Und ja, auf einem Richtfest, wo ich kellnerte, eine sabbernde Grenzüberschreitung in Form eines Besoffenen, der mir in die Umkleide folgte. Nichts wie weg bei einem Ausritt mit 16 in der Provence, auf dem der Reitlehrer versuchte, mich vom Pferd zu ziehen.  Meine Bekannten dort trösteten mich mit Nutella. Da gab es den  Mann, der mich gewürgt hat, weil ich „dann doch nicht wollte“. Nein, kein Fremder, sondern der Partner. Angegrabscht von einem eBay- Mitarbeiter im Fahrstuhl.
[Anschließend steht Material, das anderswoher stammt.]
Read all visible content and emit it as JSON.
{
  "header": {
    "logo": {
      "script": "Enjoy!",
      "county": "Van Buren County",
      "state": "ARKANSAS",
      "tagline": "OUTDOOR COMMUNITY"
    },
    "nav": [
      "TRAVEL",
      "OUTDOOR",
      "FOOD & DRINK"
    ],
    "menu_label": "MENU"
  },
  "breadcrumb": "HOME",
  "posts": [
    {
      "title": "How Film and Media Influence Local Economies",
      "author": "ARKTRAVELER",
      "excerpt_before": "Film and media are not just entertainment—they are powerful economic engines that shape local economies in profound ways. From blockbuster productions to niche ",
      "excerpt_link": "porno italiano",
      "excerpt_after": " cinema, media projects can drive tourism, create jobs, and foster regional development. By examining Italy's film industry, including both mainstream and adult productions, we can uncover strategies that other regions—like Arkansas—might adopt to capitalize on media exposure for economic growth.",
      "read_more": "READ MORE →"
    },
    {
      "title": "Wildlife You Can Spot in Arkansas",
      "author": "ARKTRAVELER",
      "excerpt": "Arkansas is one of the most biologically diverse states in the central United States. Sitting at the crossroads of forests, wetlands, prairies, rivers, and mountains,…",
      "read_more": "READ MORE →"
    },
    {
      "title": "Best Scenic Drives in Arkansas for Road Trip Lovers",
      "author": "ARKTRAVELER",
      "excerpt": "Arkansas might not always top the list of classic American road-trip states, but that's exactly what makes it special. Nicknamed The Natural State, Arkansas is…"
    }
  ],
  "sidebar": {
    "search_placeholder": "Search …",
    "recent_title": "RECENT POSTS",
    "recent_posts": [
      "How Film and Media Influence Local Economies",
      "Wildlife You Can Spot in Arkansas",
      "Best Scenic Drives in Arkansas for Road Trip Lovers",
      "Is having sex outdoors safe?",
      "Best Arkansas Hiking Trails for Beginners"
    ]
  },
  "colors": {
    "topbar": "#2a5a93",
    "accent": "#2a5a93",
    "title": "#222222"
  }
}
O-Ton: „Du hast aber eine schöne Bluse an heute!“ GRABSCH.

Meine Mutter erwähnte, als ich ein Kind war, dass Männer das halt manchmal machen. Sei halt so. Nein, muss nicht so sein! Wehrt Euch, wenn EURE Grenzen überschritten werden und zwar rechtzeitig – gilt natürlich auch für Jungs!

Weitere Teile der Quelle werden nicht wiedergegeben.